TALLAHASSEE, Fla. (AP) — Authorities in Jacksonville, Florida, are investigating after motorists saw a startling scene Saturday morning as they drove along a Florida interstate: a mannequin dressed in a police uniform dangling from a rope at an overpass. Emergency crews in Jacksonville were called to investigate a possible suicide. But when they got there, they discovered a mannequin hanging from an Interstate 95 overpass wearing a pig mask and dressed in a New York City police uniform. Jacksonville Sheriff Mike Williams said the incident was “extremely disturbing” and a deliberate attempt to stoke anti-police sentiment.

VIRUS OUTBREAK-FLORIDA

Florida governor says younger people drive COVID-19 surge

MIAMI (AP) — Florida Republican Gov. Ron DeSantis is downplaying a continued rise in confirmed coronavirus cases after the state reopened by saying more younger people with no symptoms are being tested. He also hinted Friday that recent protests over the death of George Floyd in Minnesota might drive up positive tests, and said some people have started to disregard advice to wear masks, social distance and avoid large crowds. Florida has had nearly 90,000 confirmed cases of the coronavirus, resulting in more than 3,100 deaths. The state has allowed bars, restaurants and some theme parks to reopen, and since then cases have spiked.

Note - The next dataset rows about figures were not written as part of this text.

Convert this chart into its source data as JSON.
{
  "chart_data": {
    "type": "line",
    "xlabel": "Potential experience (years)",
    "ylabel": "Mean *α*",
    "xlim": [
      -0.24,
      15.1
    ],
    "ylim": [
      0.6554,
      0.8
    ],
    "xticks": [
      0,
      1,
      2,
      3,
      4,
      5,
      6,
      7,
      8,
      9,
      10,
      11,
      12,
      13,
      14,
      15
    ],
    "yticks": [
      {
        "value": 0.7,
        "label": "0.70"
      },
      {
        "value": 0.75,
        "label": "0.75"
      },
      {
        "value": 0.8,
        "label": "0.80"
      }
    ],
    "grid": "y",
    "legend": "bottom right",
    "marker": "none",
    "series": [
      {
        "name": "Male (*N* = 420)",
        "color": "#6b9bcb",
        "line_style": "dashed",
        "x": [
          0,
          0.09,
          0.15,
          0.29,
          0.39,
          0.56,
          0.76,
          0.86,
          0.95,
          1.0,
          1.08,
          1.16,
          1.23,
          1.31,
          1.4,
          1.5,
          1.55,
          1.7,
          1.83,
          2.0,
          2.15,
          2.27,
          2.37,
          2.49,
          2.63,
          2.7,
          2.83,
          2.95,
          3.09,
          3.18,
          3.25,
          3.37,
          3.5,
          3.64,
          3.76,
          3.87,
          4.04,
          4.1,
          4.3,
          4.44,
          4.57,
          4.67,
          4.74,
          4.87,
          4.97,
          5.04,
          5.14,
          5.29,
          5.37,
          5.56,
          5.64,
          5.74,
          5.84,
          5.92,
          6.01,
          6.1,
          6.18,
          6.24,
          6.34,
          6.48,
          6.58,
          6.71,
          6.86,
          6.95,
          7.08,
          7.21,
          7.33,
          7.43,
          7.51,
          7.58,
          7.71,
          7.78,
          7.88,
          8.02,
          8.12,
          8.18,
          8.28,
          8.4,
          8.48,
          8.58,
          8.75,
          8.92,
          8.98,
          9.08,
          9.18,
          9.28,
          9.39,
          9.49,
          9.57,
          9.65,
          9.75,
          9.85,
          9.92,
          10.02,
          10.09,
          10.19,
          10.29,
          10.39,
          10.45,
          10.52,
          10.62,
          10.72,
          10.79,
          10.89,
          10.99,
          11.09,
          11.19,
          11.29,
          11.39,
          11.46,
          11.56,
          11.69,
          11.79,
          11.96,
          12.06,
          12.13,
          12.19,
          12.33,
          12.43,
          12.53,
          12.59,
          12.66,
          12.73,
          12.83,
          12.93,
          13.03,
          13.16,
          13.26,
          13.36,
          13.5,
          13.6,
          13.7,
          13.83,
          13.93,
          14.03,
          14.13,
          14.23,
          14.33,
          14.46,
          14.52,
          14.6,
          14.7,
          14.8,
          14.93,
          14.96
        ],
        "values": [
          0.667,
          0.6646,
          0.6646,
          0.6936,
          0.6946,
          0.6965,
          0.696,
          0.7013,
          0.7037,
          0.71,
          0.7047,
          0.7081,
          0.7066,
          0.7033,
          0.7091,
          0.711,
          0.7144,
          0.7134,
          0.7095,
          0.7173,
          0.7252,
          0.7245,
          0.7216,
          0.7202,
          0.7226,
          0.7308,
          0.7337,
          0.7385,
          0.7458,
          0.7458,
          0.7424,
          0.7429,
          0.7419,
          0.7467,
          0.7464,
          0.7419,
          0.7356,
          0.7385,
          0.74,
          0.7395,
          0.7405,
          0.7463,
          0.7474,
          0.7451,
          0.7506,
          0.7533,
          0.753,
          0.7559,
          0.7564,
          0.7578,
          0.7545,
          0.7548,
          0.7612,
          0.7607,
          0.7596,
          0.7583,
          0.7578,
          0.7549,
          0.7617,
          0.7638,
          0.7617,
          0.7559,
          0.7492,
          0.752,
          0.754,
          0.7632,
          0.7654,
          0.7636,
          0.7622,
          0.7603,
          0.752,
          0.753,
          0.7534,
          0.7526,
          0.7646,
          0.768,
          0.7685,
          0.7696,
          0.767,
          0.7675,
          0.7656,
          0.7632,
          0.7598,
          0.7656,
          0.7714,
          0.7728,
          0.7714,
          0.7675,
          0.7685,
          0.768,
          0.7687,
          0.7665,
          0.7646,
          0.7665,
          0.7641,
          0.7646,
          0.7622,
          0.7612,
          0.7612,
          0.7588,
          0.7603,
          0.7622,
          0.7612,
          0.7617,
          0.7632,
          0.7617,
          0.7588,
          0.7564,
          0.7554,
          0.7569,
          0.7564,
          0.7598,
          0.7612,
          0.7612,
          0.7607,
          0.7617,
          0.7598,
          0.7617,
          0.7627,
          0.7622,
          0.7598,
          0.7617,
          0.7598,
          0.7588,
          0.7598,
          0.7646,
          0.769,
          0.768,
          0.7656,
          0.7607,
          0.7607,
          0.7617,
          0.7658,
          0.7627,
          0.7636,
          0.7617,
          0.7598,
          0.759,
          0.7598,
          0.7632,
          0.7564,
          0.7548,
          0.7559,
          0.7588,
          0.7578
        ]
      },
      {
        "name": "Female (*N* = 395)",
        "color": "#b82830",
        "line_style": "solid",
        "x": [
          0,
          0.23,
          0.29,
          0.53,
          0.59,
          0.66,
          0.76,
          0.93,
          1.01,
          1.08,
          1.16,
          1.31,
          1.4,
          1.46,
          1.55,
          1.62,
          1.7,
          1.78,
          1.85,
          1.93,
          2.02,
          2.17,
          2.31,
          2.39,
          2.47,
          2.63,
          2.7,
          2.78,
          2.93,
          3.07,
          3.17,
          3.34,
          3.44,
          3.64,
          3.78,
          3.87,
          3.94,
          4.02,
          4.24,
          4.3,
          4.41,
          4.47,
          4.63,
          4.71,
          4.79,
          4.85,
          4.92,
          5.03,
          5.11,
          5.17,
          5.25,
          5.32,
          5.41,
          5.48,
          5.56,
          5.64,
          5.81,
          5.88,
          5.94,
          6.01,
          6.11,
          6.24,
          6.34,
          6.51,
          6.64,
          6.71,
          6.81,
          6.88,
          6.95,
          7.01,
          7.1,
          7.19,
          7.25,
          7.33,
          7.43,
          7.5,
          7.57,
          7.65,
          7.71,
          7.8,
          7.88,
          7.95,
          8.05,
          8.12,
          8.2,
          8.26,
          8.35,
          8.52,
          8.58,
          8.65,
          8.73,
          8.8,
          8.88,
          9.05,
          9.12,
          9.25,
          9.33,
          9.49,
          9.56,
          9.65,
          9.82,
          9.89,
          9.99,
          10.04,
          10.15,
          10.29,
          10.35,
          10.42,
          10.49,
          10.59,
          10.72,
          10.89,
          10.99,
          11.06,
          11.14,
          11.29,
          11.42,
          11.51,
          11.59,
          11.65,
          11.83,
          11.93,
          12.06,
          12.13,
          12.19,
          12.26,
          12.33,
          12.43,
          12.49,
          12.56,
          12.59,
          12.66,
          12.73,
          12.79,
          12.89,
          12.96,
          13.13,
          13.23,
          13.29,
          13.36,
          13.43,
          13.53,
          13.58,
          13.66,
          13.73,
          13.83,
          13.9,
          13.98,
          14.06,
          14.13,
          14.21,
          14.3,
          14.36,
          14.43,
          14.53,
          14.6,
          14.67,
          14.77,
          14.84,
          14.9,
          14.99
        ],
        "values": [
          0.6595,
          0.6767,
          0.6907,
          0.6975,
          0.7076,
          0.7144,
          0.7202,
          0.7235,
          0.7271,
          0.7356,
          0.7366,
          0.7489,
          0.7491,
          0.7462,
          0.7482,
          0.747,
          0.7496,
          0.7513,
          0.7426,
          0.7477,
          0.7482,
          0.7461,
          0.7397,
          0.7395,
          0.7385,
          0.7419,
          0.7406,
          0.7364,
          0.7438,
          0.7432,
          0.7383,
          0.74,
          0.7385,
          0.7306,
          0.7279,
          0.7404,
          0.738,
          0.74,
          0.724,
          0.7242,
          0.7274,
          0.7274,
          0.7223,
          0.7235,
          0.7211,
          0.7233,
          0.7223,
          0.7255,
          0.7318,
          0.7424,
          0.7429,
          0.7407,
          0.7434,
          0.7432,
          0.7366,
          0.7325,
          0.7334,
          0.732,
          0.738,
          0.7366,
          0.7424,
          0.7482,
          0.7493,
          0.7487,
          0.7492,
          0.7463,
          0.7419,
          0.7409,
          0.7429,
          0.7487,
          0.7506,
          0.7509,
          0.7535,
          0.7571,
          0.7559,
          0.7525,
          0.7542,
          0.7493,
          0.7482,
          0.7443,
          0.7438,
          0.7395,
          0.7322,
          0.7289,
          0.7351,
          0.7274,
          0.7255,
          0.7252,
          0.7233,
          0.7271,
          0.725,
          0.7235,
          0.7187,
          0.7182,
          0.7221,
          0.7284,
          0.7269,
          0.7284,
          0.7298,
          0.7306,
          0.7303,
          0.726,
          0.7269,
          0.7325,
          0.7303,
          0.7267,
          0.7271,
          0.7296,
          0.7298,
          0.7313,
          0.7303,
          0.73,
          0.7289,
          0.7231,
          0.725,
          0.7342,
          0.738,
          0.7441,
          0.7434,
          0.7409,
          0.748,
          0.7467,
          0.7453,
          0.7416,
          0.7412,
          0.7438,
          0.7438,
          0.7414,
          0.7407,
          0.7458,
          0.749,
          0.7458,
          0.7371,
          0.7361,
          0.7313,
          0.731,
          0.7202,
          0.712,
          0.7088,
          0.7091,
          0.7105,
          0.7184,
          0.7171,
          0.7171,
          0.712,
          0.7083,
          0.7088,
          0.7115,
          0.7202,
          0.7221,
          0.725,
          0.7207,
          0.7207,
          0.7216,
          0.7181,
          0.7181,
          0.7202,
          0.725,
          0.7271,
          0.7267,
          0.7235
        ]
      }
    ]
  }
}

VIRUS OUTBREAK-FLORIDA UNEMPLOYMENT

Florida unemployment hits record high, but peak may be near

FORT LAUDERDALE, Fla. (AP) — Florida’s unemployment rate jumped higher in May, hitting a record 14.5% as the state continued reeling from the economic shutdowns caused by the coronavirus outbreak. According to the U.S. Labor Department, Florida’s unemployment rate jumped slightly from 13.8% in April. Before the coronavirus hit and devastated the state’s tourism, retail and other industries, February’s unemployment rate had been 2.8%. Before April, the highest unemployment Florida had seen since World War II had been 11.3% in early 2010. Still there are glimmers of hope. Some people who quit seeking work have rejoined the labor market as some businesses begin rehiring.

DEPUTY SHOOTING-FLORIDA

Sheriff: Deputies shoot armed man outside rehab clinic

WILTON MANORS, Fla. (AP) — Authorities say an armed man was wounded Friday afternoon during a shootout with Florida deputies in a parking lot near a rehab center. The Broward Sheriff's Office says the shooting occurred near the Wilton Manors Health and Rehabilitation Center. Detectives had attempted to apprehend the man as part of a narcotics investigation. Two deputies fired their weapons, though it wasn’t known whether both hit the man. The Florida Department of Law Enforcement will investigate the shooting.